When to plant your vegetables is very important knowledge for all gardeners. It can mean the difference between a great harvest, a late harvest, or no harvest! It’s critical to know certain facts about the plants before you plant them. A little knowledge can go a long way to creating a great garden so let’s examine a little bit abut when to plant your favorite vegetables!
Is it Cool Season or Warm Season?
Some vegetables like it hot while others do not. Heat loving vegetables will not tolerate frosts and should never be planted out before the last frost date for your area without protection. There are techniques you can use to plant your warm season vegetables early but that isn’t necessary unless you live in a very cold climate and need to maximize your warm season vegetable time.
The most popular warm season vegetables include tomatoes, eggplant, peppers, squash, melons, beans and cucumbers. Find your local last frost date and only plant these plants outdoors after it is past. It’s even a good idea to wait an extra two weeks for the soil to warm up more. I’ve planted both on the frost date and two weeks after it and found that the plants that are planted 2 weeks afterward tend to be just as larger or larger than those planted immediately after the last frost date. Keep in mind that just because its the last frost date it doesn’t mean that a frost can’t happen! As a gardener you must always keep an eye on the weather.
Cold or cool season vegetables tolerate light to moderate frosts. They may not actively grow when temperatures aren’t warm enough but they won’t get damaged by the frosty weather. In this category there are variations of cold tolerance. Spinach, kale, and chard will survive heavy frost conditions but lettuce may not so our planting times must be adjusted accordingly.
When to Start the Vegetables
The first step to knowing when to plant your vegetables is knowing which part of the growing season you can plant them.
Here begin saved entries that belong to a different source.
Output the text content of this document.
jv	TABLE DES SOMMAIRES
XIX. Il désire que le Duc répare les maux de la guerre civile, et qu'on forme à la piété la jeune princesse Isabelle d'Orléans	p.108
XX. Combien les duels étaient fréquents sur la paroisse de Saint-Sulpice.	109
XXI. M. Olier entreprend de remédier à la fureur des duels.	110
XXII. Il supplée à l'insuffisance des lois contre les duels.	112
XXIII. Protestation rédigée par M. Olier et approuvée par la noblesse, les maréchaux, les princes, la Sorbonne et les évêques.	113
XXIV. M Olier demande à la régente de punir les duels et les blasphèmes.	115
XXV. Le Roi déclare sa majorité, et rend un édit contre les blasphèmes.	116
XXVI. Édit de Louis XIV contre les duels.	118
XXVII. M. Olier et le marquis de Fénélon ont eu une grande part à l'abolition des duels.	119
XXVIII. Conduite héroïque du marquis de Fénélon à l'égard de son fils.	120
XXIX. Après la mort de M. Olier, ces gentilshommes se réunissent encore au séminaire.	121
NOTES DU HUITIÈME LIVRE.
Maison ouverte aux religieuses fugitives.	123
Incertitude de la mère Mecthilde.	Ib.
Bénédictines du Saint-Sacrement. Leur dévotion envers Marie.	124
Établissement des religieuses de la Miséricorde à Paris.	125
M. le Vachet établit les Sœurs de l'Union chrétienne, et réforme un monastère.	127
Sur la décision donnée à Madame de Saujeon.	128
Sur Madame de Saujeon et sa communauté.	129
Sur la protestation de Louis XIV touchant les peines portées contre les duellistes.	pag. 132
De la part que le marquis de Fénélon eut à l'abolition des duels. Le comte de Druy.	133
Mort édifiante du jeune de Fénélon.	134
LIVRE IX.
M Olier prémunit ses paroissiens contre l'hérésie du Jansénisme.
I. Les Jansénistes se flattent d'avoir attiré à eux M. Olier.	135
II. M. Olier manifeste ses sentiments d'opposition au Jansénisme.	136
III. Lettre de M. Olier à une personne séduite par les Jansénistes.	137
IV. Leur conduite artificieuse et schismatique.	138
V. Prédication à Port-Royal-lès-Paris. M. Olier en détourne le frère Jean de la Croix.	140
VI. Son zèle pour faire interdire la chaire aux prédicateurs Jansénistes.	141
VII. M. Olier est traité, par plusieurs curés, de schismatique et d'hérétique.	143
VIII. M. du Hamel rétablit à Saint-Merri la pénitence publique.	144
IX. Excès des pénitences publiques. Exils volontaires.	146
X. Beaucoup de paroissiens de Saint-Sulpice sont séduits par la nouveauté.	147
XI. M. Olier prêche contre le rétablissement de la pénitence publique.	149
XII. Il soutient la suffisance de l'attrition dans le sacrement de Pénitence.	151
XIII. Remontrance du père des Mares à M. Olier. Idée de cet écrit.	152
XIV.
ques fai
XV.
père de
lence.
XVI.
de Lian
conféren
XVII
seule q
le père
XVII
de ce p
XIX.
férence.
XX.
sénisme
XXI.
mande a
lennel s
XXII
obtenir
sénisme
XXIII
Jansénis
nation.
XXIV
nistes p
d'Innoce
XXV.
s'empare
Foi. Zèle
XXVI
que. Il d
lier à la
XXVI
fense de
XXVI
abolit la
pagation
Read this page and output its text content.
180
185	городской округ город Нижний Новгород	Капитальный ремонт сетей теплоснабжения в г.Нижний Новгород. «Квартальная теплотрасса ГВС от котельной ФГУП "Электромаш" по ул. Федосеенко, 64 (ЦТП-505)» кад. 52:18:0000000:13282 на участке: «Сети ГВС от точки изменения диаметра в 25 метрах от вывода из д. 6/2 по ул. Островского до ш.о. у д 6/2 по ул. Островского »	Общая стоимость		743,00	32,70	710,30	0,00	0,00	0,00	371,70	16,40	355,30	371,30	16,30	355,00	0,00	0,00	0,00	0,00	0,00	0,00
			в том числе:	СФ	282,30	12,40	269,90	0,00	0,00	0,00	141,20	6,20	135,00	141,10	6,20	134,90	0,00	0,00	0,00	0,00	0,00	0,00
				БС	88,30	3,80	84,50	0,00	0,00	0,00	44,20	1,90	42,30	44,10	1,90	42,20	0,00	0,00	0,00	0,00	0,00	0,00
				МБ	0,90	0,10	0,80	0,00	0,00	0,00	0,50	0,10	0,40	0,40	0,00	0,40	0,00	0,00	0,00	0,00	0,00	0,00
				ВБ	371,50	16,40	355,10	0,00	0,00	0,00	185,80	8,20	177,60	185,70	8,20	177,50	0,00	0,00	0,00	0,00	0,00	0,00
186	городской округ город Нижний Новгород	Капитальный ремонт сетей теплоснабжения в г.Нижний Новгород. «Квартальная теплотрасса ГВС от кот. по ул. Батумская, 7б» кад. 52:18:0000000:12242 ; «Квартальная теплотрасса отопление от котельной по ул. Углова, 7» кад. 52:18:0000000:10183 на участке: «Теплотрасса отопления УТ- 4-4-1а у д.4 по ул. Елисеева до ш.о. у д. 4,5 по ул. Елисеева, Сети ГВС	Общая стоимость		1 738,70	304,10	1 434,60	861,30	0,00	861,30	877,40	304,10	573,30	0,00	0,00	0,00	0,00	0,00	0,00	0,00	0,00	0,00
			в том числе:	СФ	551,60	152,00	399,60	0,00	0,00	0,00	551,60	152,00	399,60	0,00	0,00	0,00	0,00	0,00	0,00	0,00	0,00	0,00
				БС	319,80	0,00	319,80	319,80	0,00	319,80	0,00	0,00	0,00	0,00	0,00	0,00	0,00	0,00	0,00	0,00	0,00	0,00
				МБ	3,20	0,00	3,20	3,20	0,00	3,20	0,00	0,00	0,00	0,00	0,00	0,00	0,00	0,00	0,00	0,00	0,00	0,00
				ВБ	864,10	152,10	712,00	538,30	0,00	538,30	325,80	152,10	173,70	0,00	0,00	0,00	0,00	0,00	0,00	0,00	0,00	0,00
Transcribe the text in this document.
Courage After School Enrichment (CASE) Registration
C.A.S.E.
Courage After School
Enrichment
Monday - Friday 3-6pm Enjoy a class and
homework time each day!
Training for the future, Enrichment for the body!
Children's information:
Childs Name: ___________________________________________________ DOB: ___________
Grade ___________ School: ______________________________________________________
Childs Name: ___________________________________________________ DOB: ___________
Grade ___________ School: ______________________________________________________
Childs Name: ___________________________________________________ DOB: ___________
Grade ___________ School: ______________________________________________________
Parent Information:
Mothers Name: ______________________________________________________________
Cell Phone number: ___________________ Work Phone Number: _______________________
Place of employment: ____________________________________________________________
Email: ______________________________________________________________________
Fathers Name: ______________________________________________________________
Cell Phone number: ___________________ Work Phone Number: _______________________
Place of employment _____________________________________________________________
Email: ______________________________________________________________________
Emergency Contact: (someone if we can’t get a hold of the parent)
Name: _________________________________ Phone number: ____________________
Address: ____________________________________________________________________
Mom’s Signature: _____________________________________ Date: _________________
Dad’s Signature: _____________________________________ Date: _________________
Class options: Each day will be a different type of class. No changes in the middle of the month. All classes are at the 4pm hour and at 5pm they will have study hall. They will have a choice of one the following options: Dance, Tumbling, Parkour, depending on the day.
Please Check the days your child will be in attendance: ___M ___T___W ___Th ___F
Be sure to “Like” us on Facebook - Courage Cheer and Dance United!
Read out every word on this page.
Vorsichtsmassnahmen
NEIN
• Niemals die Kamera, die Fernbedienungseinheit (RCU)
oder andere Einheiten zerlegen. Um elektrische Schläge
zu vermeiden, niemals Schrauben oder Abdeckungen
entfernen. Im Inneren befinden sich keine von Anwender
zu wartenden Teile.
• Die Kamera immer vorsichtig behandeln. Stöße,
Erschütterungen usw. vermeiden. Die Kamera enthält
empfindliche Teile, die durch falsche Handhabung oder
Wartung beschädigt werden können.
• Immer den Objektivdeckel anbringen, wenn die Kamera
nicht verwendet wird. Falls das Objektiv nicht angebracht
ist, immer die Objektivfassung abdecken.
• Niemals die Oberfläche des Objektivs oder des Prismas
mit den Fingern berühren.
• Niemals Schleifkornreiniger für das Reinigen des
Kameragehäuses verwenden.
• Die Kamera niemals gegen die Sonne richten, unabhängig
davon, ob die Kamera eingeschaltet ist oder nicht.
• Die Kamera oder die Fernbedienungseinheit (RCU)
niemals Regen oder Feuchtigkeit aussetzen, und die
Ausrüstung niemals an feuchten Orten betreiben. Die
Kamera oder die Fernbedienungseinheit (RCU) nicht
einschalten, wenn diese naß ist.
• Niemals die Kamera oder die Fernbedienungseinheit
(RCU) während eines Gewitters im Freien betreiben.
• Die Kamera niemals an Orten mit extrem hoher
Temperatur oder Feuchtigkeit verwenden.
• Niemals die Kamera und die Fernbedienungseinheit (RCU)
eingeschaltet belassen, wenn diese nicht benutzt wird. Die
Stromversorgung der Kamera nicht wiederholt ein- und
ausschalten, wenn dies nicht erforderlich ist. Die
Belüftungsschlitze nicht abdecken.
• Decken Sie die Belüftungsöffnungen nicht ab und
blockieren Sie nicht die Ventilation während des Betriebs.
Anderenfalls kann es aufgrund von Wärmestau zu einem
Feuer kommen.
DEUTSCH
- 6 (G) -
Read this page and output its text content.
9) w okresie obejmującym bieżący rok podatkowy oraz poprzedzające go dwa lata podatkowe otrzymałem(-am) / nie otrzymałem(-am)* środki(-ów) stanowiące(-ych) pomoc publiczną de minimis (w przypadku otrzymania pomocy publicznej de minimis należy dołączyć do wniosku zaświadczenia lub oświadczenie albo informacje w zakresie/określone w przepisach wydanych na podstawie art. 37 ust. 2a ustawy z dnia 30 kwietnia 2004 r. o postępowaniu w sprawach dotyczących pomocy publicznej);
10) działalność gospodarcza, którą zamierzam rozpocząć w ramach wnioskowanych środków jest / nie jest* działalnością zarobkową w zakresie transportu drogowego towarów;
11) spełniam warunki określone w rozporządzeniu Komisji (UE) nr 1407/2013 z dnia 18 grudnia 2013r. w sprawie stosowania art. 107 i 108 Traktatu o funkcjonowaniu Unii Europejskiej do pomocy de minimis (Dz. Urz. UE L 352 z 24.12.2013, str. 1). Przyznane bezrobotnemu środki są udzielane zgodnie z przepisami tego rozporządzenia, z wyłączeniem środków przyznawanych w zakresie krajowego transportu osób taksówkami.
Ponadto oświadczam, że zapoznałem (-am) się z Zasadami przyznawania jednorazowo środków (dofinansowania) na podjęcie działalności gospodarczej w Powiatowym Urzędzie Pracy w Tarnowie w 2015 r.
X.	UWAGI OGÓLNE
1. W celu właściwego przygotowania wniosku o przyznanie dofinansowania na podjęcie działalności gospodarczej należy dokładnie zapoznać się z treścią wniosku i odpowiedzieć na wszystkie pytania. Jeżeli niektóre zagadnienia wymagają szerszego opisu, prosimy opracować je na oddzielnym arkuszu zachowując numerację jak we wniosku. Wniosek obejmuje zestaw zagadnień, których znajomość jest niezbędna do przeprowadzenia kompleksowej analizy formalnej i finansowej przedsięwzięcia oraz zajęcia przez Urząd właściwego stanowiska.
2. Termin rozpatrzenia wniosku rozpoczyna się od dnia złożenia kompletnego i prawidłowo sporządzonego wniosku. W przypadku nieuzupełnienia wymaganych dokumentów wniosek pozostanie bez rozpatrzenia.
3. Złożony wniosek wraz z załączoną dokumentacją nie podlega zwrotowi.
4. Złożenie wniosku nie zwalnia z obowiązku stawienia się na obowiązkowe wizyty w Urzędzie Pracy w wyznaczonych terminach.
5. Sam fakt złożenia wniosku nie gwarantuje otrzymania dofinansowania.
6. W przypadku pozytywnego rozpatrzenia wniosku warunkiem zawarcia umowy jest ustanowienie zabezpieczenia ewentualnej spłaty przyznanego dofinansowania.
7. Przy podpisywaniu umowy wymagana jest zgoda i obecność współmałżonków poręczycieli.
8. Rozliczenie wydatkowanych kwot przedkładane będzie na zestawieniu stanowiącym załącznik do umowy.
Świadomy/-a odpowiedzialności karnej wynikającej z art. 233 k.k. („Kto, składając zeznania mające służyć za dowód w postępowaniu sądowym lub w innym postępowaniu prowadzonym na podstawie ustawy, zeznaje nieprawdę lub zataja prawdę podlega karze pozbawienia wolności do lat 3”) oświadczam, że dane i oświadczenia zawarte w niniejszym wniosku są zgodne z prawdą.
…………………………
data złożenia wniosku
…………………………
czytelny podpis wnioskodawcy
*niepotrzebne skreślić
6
The next step is being more specific and determining actual dates for planting. For this we have to grab the last frost date again and base everything around it. If you are starting your plants from seeds you also need to know how long to grow the seedlings before their ideal transplanting size. This should be on the seed package.
When to Plant Warm Season Vegetables
To start your warm season seeds use the following chart as a guideline. Count back the number of weeks from your last frost date to find the actual starting date. I prefer to direct sow squash, cucumbers, and melons but you can start transplants to grow a couple weeks earlier indoors then begin succession planting after the frost date.
|Warm Season Start Dates|
Beans should be direct sown in the ground after the last frost date.
When to Plant Cool/Cold Season Vegetables
Cool season vegetables can be planted outdoors before the last frost date. In Tennessee we can grow most cool season plants at any time as long as the ground is not frozen – which rarely happens! I begin planting Snap peas in January to mid-February after I have a bed ready. Kale, spinach, and chard can be planted out in mid February and can be successively planted until the days get too warm. You can still grow them in shady areas. The key is to start a new crop every two weeks to have a steady supply. Lettuce is more tender than some other greens and shouldn’t be planted too early. A month to six weeks before the last frost date usually works well in my garden. Carrots can be planted in the garden about a month before the last frost while onions and their kin should be given about 2 months if grown from seed.
Keep in mind that as gardeners the weather is the ultimate decision maker. The weather can make or break a garden. It determines when we start our plants and how they grow. Pay close attention to the forecast and make adjustments according to what the forecasters say but also keep in mind what is normal for your area. Last year we had a very warm spring and gardeners were able to start tomato plants almost a month early! I waited on planting out my warm season vegetables because I was afraid of a late frost. If we had a late frost my garden would have been fine but other gardeners would have had to cover plants or face losing crops.